VIII. The boat is walled in  by the whales, but Ishmael is not fearful. The whales about them are gentle — “small tame cows and calves; the women and children of this routed host.”

Ish continues:

…these smaller whales—now and then visiting our becalmed boat from the margin of the lake—evinced a wondrous fearlessness and confidence, or else a still becharmed panic which it was impossible not to marvel at. Like household dogs they came snuffling round us, right up to our gunwales, and touching them; till it almost seemed that some spell had suddenly domesticated them. Queequeg patted their foreheads; Starbuck scratched their backs with his lance; but fearful of the consequences, for the time refrained from darting it.

Violence is suspended here. And again, Starbuck, Queequeg, and Ishmael are coded as riders of conscience wrapped up in Ahab’s bloody quest.

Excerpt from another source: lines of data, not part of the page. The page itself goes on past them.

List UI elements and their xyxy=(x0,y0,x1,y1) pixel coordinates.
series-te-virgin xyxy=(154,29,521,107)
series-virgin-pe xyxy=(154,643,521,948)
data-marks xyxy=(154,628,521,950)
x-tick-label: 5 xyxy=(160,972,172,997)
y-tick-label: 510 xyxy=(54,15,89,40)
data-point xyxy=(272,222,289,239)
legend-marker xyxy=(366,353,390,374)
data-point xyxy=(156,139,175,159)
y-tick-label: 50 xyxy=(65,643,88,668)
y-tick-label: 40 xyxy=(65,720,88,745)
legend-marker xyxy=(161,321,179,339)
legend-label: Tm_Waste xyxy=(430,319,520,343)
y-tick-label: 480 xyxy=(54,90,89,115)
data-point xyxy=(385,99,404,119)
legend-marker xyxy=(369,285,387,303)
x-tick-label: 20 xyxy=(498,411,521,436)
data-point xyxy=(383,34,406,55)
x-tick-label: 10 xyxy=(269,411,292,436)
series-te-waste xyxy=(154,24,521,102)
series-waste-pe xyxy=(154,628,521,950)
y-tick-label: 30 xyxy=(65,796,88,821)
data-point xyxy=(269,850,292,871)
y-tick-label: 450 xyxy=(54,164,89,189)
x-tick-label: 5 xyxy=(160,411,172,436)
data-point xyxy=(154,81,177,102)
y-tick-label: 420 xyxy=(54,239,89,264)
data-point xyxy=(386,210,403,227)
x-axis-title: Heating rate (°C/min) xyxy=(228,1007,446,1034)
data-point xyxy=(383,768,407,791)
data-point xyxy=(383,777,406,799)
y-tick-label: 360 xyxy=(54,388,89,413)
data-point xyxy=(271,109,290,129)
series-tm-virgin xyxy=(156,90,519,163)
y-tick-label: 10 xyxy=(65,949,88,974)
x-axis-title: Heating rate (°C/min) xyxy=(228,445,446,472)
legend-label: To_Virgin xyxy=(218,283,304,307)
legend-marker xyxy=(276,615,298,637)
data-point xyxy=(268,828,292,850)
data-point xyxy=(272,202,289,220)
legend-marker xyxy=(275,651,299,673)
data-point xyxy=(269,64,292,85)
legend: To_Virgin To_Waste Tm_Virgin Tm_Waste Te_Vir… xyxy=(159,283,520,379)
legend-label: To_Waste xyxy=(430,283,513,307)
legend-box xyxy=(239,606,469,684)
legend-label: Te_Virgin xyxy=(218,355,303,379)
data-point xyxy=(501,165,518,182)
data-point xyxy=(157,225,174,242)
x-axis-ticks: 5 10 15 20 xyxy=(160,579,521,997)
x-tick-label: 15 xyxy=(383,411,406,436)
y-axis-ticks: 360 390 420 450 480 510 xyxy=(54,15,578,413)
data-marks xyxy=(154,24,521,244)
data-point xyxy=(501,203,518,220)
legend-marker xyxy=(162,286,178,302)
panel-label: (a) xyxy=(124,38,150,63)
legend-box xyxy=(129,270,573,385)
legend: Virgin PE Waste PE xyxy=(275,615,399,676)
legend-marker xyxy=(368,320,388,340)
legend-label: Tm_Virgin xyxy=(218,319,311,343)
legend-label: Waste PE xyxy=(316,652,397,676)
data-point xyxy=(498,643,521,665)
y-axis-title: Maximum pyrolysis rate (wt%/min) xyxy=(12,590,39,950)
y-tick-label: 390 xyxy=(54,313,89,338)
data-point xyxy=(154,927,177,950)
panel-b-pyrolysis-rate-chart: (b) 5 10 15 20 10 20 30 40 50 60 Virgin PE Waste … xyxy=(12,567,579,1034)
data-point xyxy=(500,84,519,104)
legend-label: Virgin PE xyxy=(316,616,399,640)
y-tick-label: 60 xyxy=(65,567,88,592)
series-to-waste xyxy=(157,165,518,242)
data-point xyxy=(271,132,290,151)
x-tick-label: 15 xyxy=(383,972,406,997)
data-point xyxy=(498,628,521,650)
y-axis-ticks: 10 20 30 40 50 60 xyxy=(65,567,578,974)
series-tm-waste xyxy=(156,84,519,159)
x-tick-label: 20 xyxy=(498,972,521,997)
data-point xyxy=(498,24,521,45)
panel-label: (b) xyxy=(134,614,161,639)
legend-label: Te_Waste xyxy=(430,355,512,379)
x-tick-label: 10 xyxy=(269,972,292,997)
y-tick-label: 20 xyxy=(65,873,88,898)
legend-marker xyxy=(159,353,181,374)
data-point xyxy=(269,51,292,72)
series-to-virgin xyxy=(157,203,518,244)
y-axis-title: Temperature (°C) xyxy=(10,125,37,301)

IX. The scene intensifies. Actually, intensifies is entirely the wrong verb here, although, to be clear, the episode develops with a particular intensity—but intense seems to suggest anxiety, which here is suspended (even for the briefest of moments), as Ishmael’s boat encounters a “still stranger world” of calm:

But far beneath this wondrous world upon the surface, another and still stranger world met our eyes as we gazed over the side. For, suspended in those watery vaults, floated the forms of the nursing mothers of the whales, and those that by their enormous girth seemed shortly to become mothers. The lake, as I have hinted, was to a considerable depth exceedingly transparent; and as human infants while suckling will calmly and fixedly gaze away from the breast, as if leading two different lives at the time; and while yet drawing mortal nourishment, be still spiritually feasting upon some unearthly reminiscence;—even so did the young of these whales seem looking up towards us, but not at us, as if we were but a bit of Gulfweed in their new-born sight.

X. Queequeg then explodes, believing a whale darted and fastened with a line to a boat: ““Line! line!…him fast! him fast!—Who line him! Who struck?—Two whale; one big, one little!””

The image is of a different tethering though: Queequeg has mistaken a mother and child for two apparent victims:

Starbuck saw long coils of the umbilical cord of Madame Leviathan, by which the young cub seemed still tethered to its dam. Not seldom in the rapid vicissitudes of the chase, this natural line, with the maternal end loose, becomes entangled with the hempen one, so that the cub is thereby trapped. Some of the subtlest secrets of the seas seemed divulged to us in this enchanted pond. We saw young Leviathan amours in the deep.

And yet even after his lovefest, our sailors, our whalemen, will not be above general slaughter.

XI. The episode, as I’ve stated above, is one of the few in Moby-Dick wherein Ishmael overcomes the intense negative feeling he bears for his own world, and instead merges into a kind of Emersonian over-soul. “The Grand Armada” anticipates the novel’s greatest melding moment, Ch. 94, “A Squeeze of the Hand.” I’ve been quoting too much in this riff, but I can’t help it. Here is Ishmael’s joy:

And thus, though surrounded by circle upon circle of consternations and affrights, did these inscrutable creatures at the centre freely and fearlessly indulge in all peaceful concernments; yea, serenely revelled in dalliance and delight. But even so, amid the tornadoed Atlantic of my being, do I myself still for ever centrally disport in mute calm; and while ponderous planets of unwaning woe revolve round me, deep down and deep inland there I still bathe me in eternal mildness of joy.

And let us end this chapter and this riff with a bath of “eternal mildness of joy,” skipping over any predation its final pages might yield.